Machine learning approaches to lung cancer prediction from mass spectra
- PMID: 12973731
- DOI: 10.1002/pmic.200300523
Machine learning approaches to lung cancer prediction from mass spectra
Abstract
We addressed the problem of discriminating between 24 diseased and 17 healthy specimens on the basis of protein mass spectra. To prepare the data, we performed mass to charge ratio (m/z) normalization, baseline elimination, and conversion of absolute peak height measures to height ratios. After preprocessing, the major difficulty encountered was the extremely large number of variables (1676 m/z values) versus the number of examples (41). Dimensionality reduction was treated as an integral part of the classification process; variable selection was coupled with model construction in a single ten-fold cross-validation loop. We explored different experimental setups involving two peak height representations, two variable selection methods, and six induction algorithms, all on both the original 1676-mass data set and on a prescreened 124-mass data set.
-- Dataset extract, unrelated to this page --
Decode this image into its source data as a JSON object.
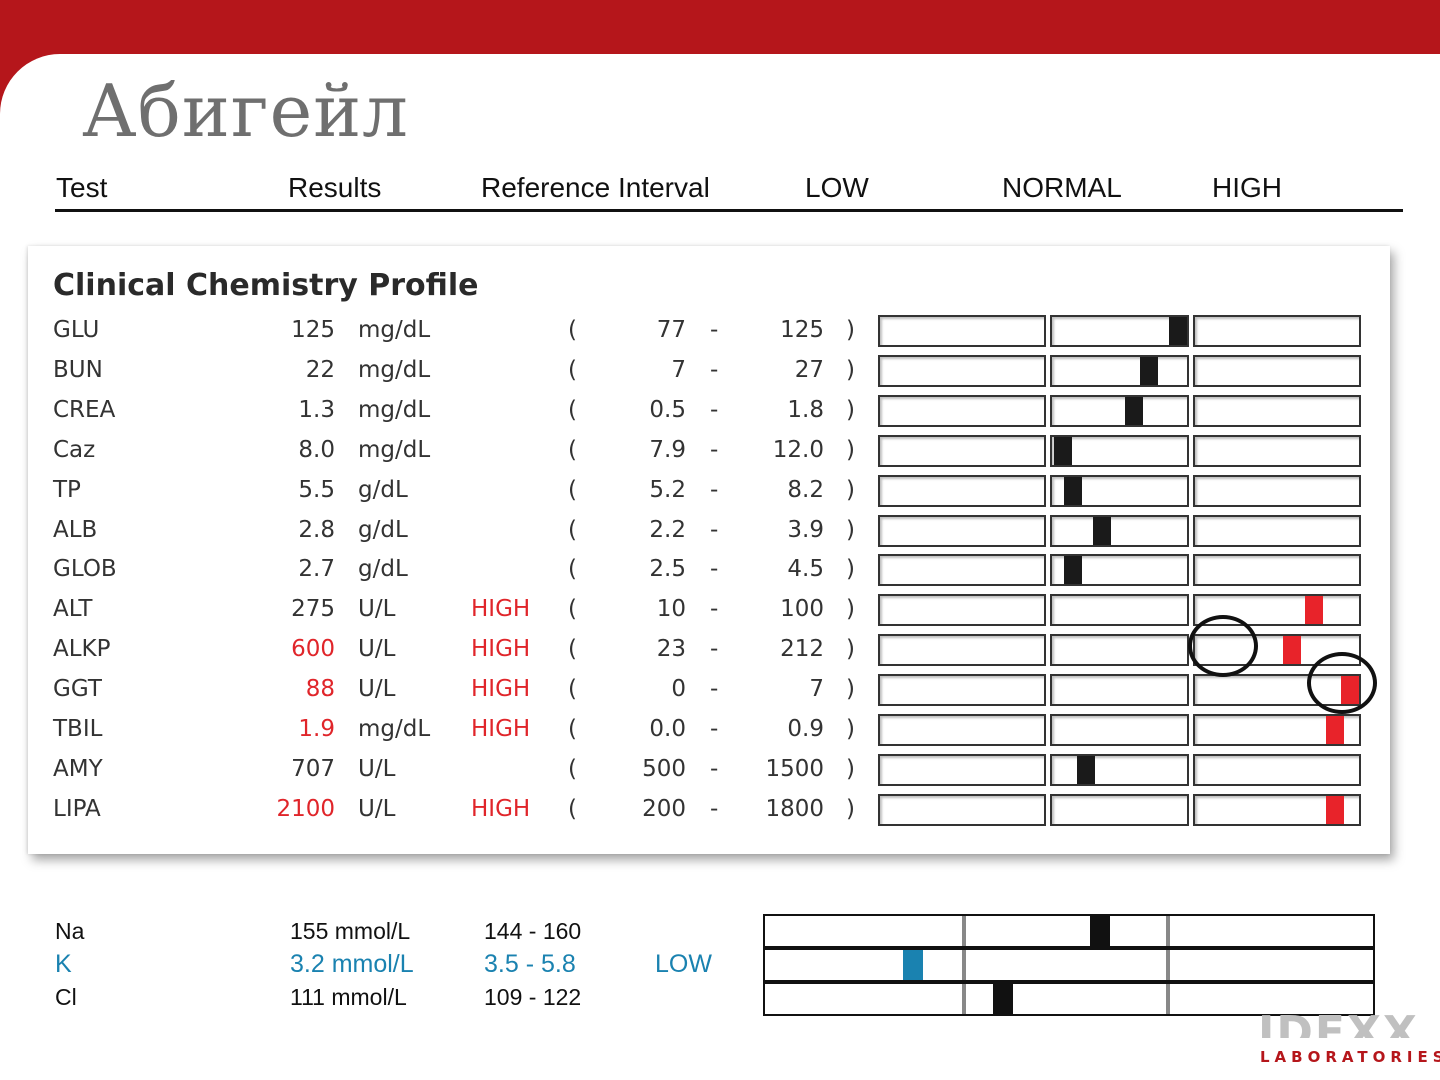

Highest predictive accuracies (1-2 off-sample misclassifications) were achieved by a multilayer perceptron and Naïve Bayes, with the latter displaying more consistent performance (hence greater reliability) over varying experimental conditions. We attempted to identify the most discriminant peaks (proteins) on the basis of scores assigned by the two variable selection methods and by neural network based sensitivity analysis. These three scoring schemes consistently ranked four peaks as the most relevant discriminators: 11683, 1403, 17350 and 66107.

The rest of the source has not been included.